I think they might be folding the subclasses into the "player options" but are just giving themselves some wiggle room while they work on them and possibly (but not definitely) drop them.
Yeah, previous Magic Settings just had a Level 1 introductory Module, so a 1-10 campaign is a definite escalation. Hopefully there is still the Adventure generation material from prior Setting books to help flesh out the Adventures.
 


Nathaniel Lee

Adventurer
So it looks like, as expected, only the owlfolk races from the UA Feywild races made it in here, and two others made it into the adventure book... but I didn't see mention of the fey goblin race (unless I missed something somewhere?)... did they end up just getting dropped?
 

Parmandur

Book-Friend
So it looks like, as expected, only the owlfolk races from the UA Feywild races made it in here, and two others made it into the adventure book... but I didn't see mention of the fey goblin race (unless I missed something somewhere?)... did they end up just getting dropped?
They said to the press that they would appear in a different, future book.
 


I'm a bit sad to see the subclasses go - only the Lorehold one really spoke to me personally (I'd play a Lorehold wizard tomorrow), but i did like the idea of subclasses usable by multiple classes. But the 5 subclasses was going to be a fairly big page investment. Maybe the idea will return in a future product.

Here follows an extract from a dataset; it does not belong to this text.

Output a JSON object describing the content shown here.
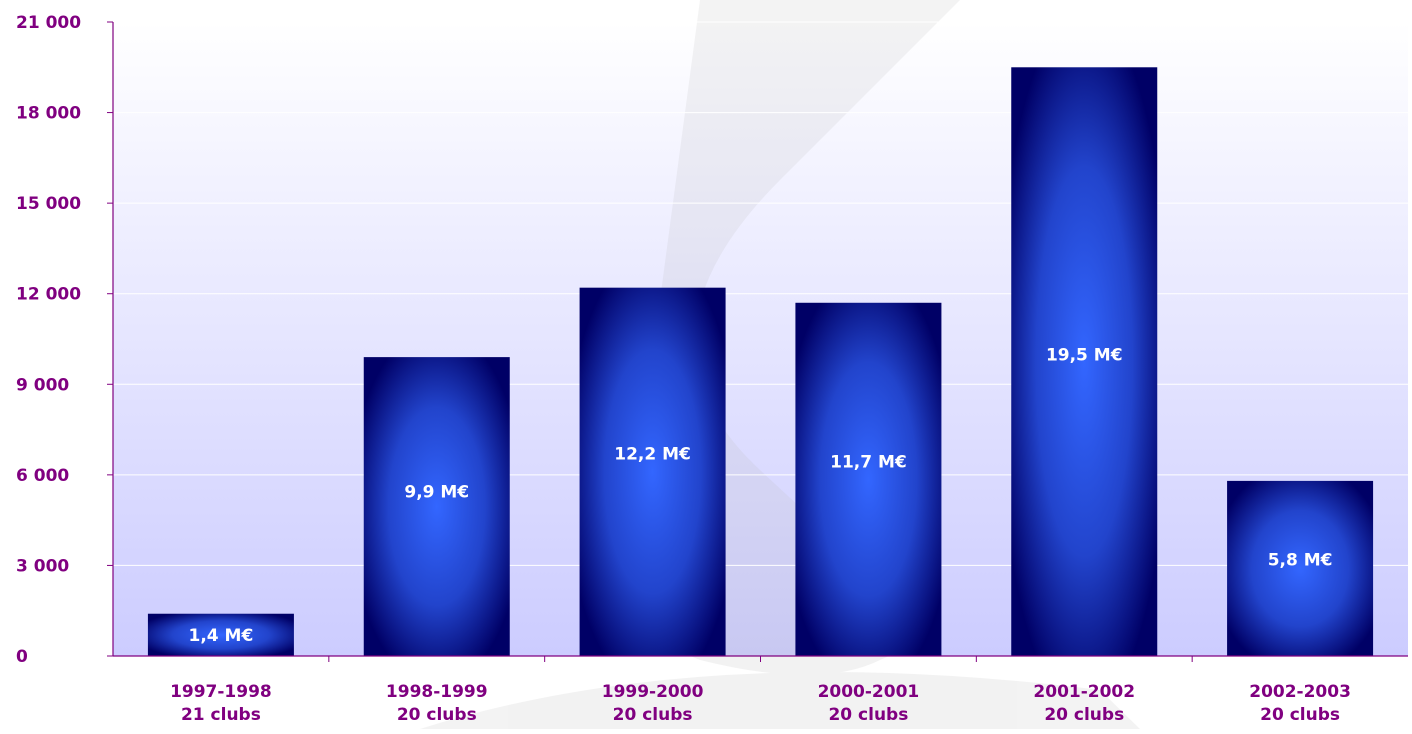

The news about the adventures is making me a little less enthusiastic about the book to be honest. One of my biggest dislikes in a setting book is wasting page count on adventures (20 pages in Van Richten's Guide, for instance, blown on a single haunted house when there were entire domains that were dismissed with a paragraph or two, and they copped out on doing anything useful with the deities at all), and this seems to be more profligate than most. Is it an adventure path, or a setting, or something in between? I'm not DMing right now so i won't buy an adventure because i don't want to spoil myself on something i might end up playing. But a setting book that's half-adventure? We'll have to wait for the table of contents to come out to have more clarity, I guess.
 


I'm a bit sad to see the subclasses go - only the Lorehold one really spoke to me personally (I'd play a Lorehold wizard tomorrow), but i did like the idea of subclasses usable by multiple classes. But the 5 subclasses was going to be a fairly big page investment. Maybe the idea will return in a future product.

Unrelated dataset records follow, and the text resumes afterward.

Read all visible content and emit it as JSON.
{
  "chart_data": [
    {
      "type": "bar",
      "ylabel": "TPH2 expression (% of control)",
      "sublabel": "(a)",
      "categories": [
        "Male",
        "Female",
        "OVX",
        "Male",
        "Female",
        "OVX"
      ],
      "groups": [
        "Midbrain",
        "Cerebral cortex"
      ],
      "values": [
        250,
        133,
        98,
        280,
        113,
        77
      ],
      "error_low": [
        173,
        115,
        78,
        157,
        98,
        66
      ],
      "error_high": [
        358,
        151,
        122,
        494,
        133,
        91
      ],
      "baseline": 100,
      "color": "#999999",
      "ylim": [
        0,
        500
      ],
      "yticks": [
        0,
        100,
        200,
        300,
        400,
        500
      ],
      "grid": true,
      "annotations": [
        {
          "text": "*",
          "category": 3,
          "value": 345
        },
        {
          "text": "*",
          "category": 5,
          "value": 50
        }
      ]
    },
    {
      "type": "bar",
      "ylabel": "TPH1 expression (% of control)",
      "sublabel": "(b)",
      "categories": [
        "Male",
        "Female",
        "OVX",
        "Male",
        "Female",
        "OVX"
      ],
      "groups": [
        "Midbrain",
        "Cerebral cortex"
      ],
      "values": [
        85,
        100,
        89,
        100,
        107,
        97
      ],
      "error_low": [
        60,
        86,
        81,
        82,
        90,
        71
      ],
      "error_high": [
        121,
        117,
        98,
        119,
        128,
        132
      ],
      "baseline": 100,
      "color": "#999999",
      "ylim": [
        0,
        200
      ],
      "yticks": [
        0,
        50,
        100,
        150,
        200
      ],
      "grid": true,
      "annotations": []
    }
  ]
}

The news about the adventures is making me a little less enthusiastic about the book to be honest. One of my biggest dislikes in a setting book is wasting page count on adventures (20 pages in Van Richten's Guide, for instance, blown on a single haunted house when there were entire domains that were dismissed with a paragraph or two, and they copped out on doing anything useful with the deities at all), and this seems to be more profligate than most. Is it an adventure path, or a setting, or something in between? I'm not DMing right now so i won't buy an adventure because i don't want to spoil myself on something i might end up playing. But a setting book that's half-adventure? We'll have to wait for the table of contents to come out to have more clarity, I guess.
Witchlight was marketed as an adventure from the very beginning. I'm honestly surprised we're getting this many character options and setting info in an adventure book.